UNE RENTREE SCOLAIRE EN VERT KAKI

Publié le par David L'Epée

Le jour de la rentrée universitaire, connaissant mes aptitudes à me perdre, je me suis levé plus tôt que d’habitude et je suis parti dès l’aurore à la recherche de ma classe, passant d’un bureau à l’autre pour demander des renseignements. Alors que la plupart des autres liu xue shengs (étudiants débutants) dormaient encore à poings fermés, je me suis retrouvé le seul « long-nez » (c’est le surnom donné aux Blancs) sur le campus qui était déjà bien rempli à cette heure par une multitude d’étudiants chinois. Mais il n’y avait pas que ma couleur de peau qui me distinguait de la masse, il y avait quelque chose de beaucoup plus frappant : j’étais le seul civil – je veux dire que tous les autres, et ils étaient quelques centaines, portaient des uniformes militaires.

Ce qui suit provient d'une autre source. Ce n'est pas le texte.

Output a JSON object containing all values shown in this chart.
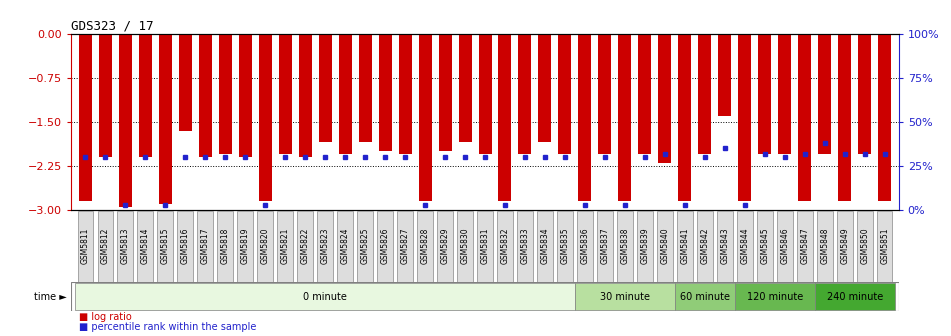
{
  "title": "GDS323 / 17",
  "samples": [
    "GSM5811",
    "GSM5812",
    "GSM5813",
    "GSM5814",
    "GSM5815",
    "GSM5816",
    "GSM5817",
    "GSM5818",
    "GSM5819",
    "GSM5820",
    "GSM5821",
    "GSM5822",
    "GSM5823",
    "GSM5824",
    "GSM5825",
    "GSM5826",
    "GSM5827",
    "GSM5828",
    "GSM5829",
    "GSM5830",
    "GSM5831",
    "GSM5832",
    "GSM5833",
    "GSM5834",
    "GSM5835",
    "GSM5836",
    "GSM5837",
    "GSM5838",
    "GSM5839",
    "GSM5840",
    "GSM5841",
    "GSM5842",
    "GSM5843",
    "GSM5844",
    "GSM5845",
    "GSM5846",
    "GSM5847",
    "GSM5848",
    "GSM5849",
    "GSM5850",
    "GSM5851"
  ],
  "log_ratio": [
    -2.85,
    -2.1,
    -2.95,
    -2.1,
    -2.9,
    -1.65,
    -2.1,
    -2.05,
    -2.1,
    -2.85,
    -2.05,
    -2.1,
    -1.85,
    -2.05,
    -1.85,
    -2.0,
    -2.05,
    -2.85,
    -2.0,
    -1.85,
    -2.05,
    -2.85,
    -2.05,
    -1.85,
    -2.05,
    -2.85,
    -2.05,
    -2.85,
    -2.05,
    -2.2,
    -2.85,
    -2.05,
    -1.4,
    -2.85,
    -2.05,
    -2.05,
    -2.85,
    -2.05,
    -2.85,
    -2.05,
    -2.85
  ],
  "percentile": [
    30,
    30,
    3,
    30,
    3,
    30,
    30,
    30,
    30,
    3,
    30,
    30,
    30,
    30,
    30,
    30,
    30,
    3,
    30,
    30,
    30,
    3,
    30,
    30,
    30,
    3,
    30,
    3,
    30,
    32,
    3,
    30,
    35,
    3,
    32,
    30,
    32,
    38,
    32,
    32,
    32
  ],
  "ylim_left": [
    -3.0,
    0.0
  ],
  "ylim_right": [
    0,
    100
  ],
  "yticks_left": [
    0,
    -0.75,
    -1.5,
    -2.25,
    -3.0
  ],
  "yticks_right": [
    0,
    25,
    50,
    75,
    100
  ],
  "bar_color": "#cc0000",
  "dot_color": "#2222cc",
  "time_groups": [
    {
      "label": "0 minute",
      "start": 0,
      "end": 25,
      "color": "#e8f8e0"
    },
    {
      "label": "30 minute",
      "start": 25,
      "end": 30,
      "color": "#b8e0a0"
    },
    {
      "label": "60 minute",
      "start": 30,
      "end": 33,
      "color": "#90cc78"
    },
    {
      "label": "120 minute",
      "start": 33,
      "end": 37,
      "color": "#68b850"
    },
    {
      "label": "240 minute",
      "start": 37,
      "end": 41,
      "color": "#44a830"
    }
  ],
  "left_axis_color": "#cc0000",
  "right_axis_color": "#2222cc",
  "legend_log_ratio_color": "#cc0000",
  "legend_percentile_color": "#2222cc",
  "chart_bg": "#ffffff",
  "xlabel_bg": "#dddddd",
  "xlabel_border": "#888888"
}
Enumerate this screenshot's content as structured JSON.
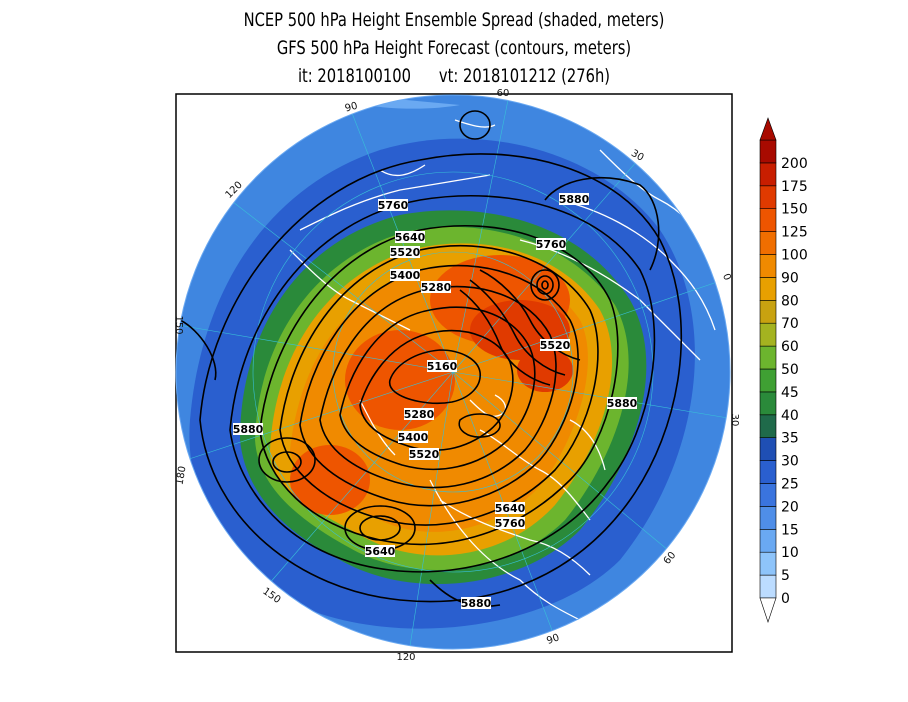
{
  "title": {
    "line1": "NCEP 500 hPa Height Ensemble Spread (shaded, meters)",
    "line2": "GFS 500 hPa Height Forecast (contours, meters)",
    "line3": "it: 2018100100      vt: 2018101212 (276h)"
  },
  "colorbar": {
    "labels": [
      "0",
      "5",
      "10",
      "15",
      "20",
      "25",
      "30",
      "35",
      "40",
      "45",
      "50",
      "60",
      "70",
      "80",
      "90",
      "100",
      "125",
      "150",
      "175",
      "200"
    ],
    "colors": [
      "#bcdcff",
      "#8ec4fa",
      "#6aa9f2",
      "#4f8ee8",
      "#3a74de",
      "#2a5fcf",
      "#1f4fb4",
      "#1f6a4a",
      "#2a8a3a",
      "#3fa033",
      "#6cb52e",
      "#a4b320",
      "#c8a210",
      "#e8a000",
      "#f08a00",
      "#f06e00",
      "#ee5500",
      "#e03a00",
      "#c81e00",
      "#a80a00"
    ]
  },
  "longitude_labels": [
    "60",
    "30",
    "0",
    "30",
    "60",
    "90",
    "120",
    "150",
    "180",
    "150",
    "120",
    "90"
  ],
  "contour_labels": [
    "5760",
    "5880",
    "5640",
    "5520",
    "5400",
    "5280",
    "5760",
    "5520",
    "5160",
    "5280",
    "5400",
    "5520",
    "5880",
    "5880",
    "5640",
    "5760",
    "5640",
    "5880"
  ],
  "map_colors": {
    "ocean_edge": "#3f86e0",
    "land_lines": "#ffffff",
    "contours": "#000000"
  }
}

J’étais très étonné, car je savais que les lycéens chinois portaient l’uniforme, mais je pensais que ce n’était pas le cas à l’Université. Peut-être me trompais-je, peut-être n’était-ce pas des étudiants, mais bien des soldats. Mais à y regarder de plus près, voyant l’attitude de ces jeunes gens et le nombre des filles présentes (environ la moitié), je devais me rendre à l’évidence ; il s’agissait bien d’étudiants. D’autant que certains portaient des cartables, attendaient devant les bâtiments, exactement comme s’ils se rendaient aux cours. Des uniformes scolaires, certes, pourquoi pas, c’est une pratique courante dans de nombreux pays du monde – et j’y suis personnellement très favorable – mais pourquoi précisément des uniformes militaires ? Je repensais aux lycéennes, si mignonnes dans leurs jupes plissées et leurs marinières bleu-et-blanc…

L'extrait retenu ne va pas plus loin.